Sinn Fein deputy leader Michelle O'Neill accused the Prime Minister of a "dangerous political U-turn" over her stance on the backstop.

"Theresa May must understand that no amount of warm words and platitudes will be acceptable to Sinn Féin, citizens or businesses here," she added.

"Only the legally binding backstop can guarantee certainty, prevent a hard border and protect the Good Friday Agreement framework. We told Shadow Brexit Secretary Keir Starmer this yesterday and we will tell Theresa May that tomorrow.

"The DUP do not speak for the people of the north of Ireland - and are doing a huge disservice to our people, businesses, farming industry and key sectors of the economy by misrepresenting our interests."

SDLP leader Colum Eastwood said: "Despite claims that upon entering Number 10 [Theresa May] felt her 'most profound' responsibility was to serve the interests of the people of Northern Ireland, her actions have shown otherwise.

"We will be very clear tomorrow that the future of Northern Ireland cannot be left to majorities in England and Wales.

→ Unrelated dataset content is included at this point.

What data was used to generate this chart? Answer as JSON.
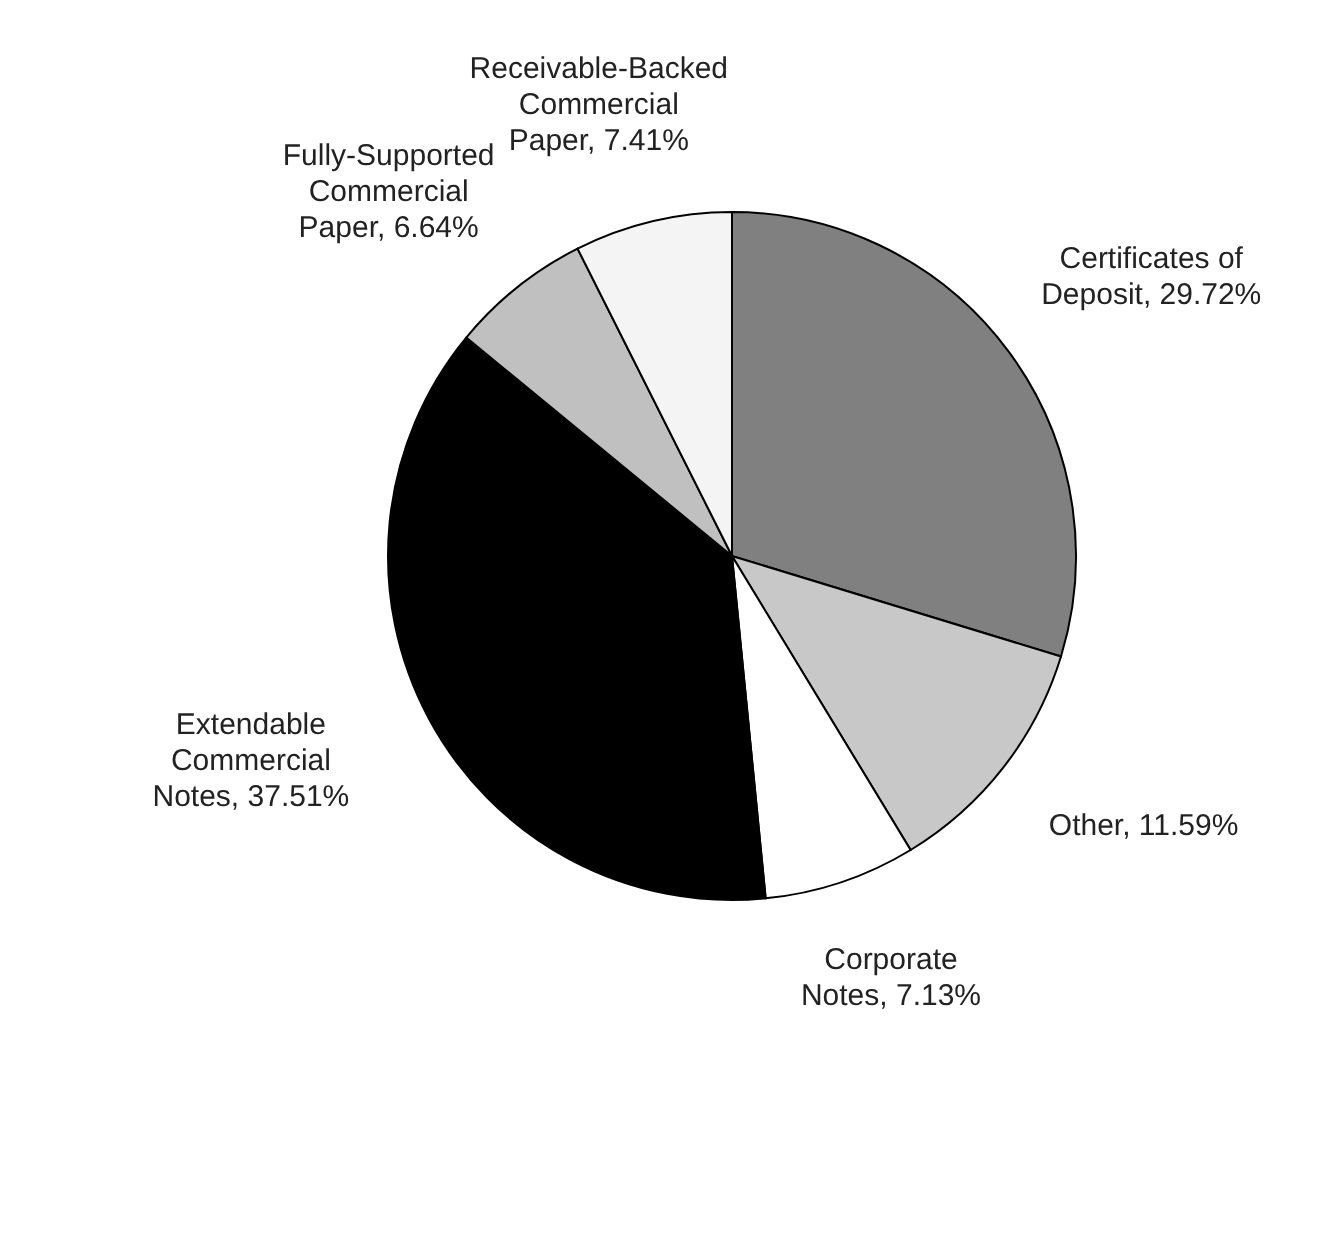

The British Government must deliver a deal that does not undermine the terms of the Good Friday Agreement, and the only plausible way to do that is to deliver on the Backstop."

Ulster Unionist leader Robin Swann said the backstop beaches the Good Friday Agreement and urged the Prime Minister to remove it from the Withdrawal Agreement.

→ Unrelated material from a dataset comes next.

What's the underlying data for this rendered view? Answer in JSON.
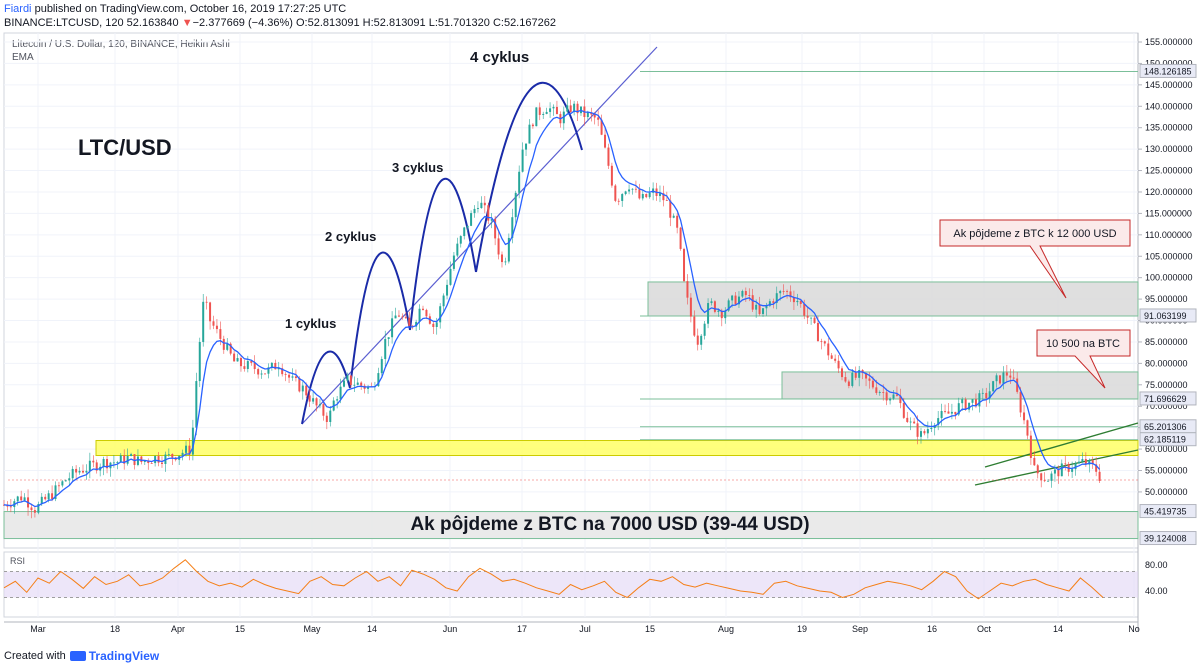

"I welcome the fact that even the DUP now recognise that the Belfast Agreement secures Northern Ireland’s position within the United Kingdom," he said.

"Anyone who understands the Belfast Agreement knows full well that the backstop is incompatible with it and the Government needs to make this point loud and clear. Once that basic fact is recognised and accepted by Dublin and Brussels, then perhaps we can make real progress. 

"The Withdrawal Agreement and the Backstop must be amended to respect the Belfast Agreement and to both recognise and defend the economic and constitutional integrity of the United Kingdom.”

DUP MP Emma Little-Pengelly said Theresa May must press the EU for the necessary legally binding changes to the Withdrawal Agreement.

"Northern Ireland cannot be left as a rule taker, running to Dublin to seek changes to the rules governing our core industries," she added.

"Whilst there have been positive voices from Brussels about the need to seek creative solutions, such commentary will now be tested. There needs to be a political will to reach a consensus which works for the United Kingdom and also the European Union."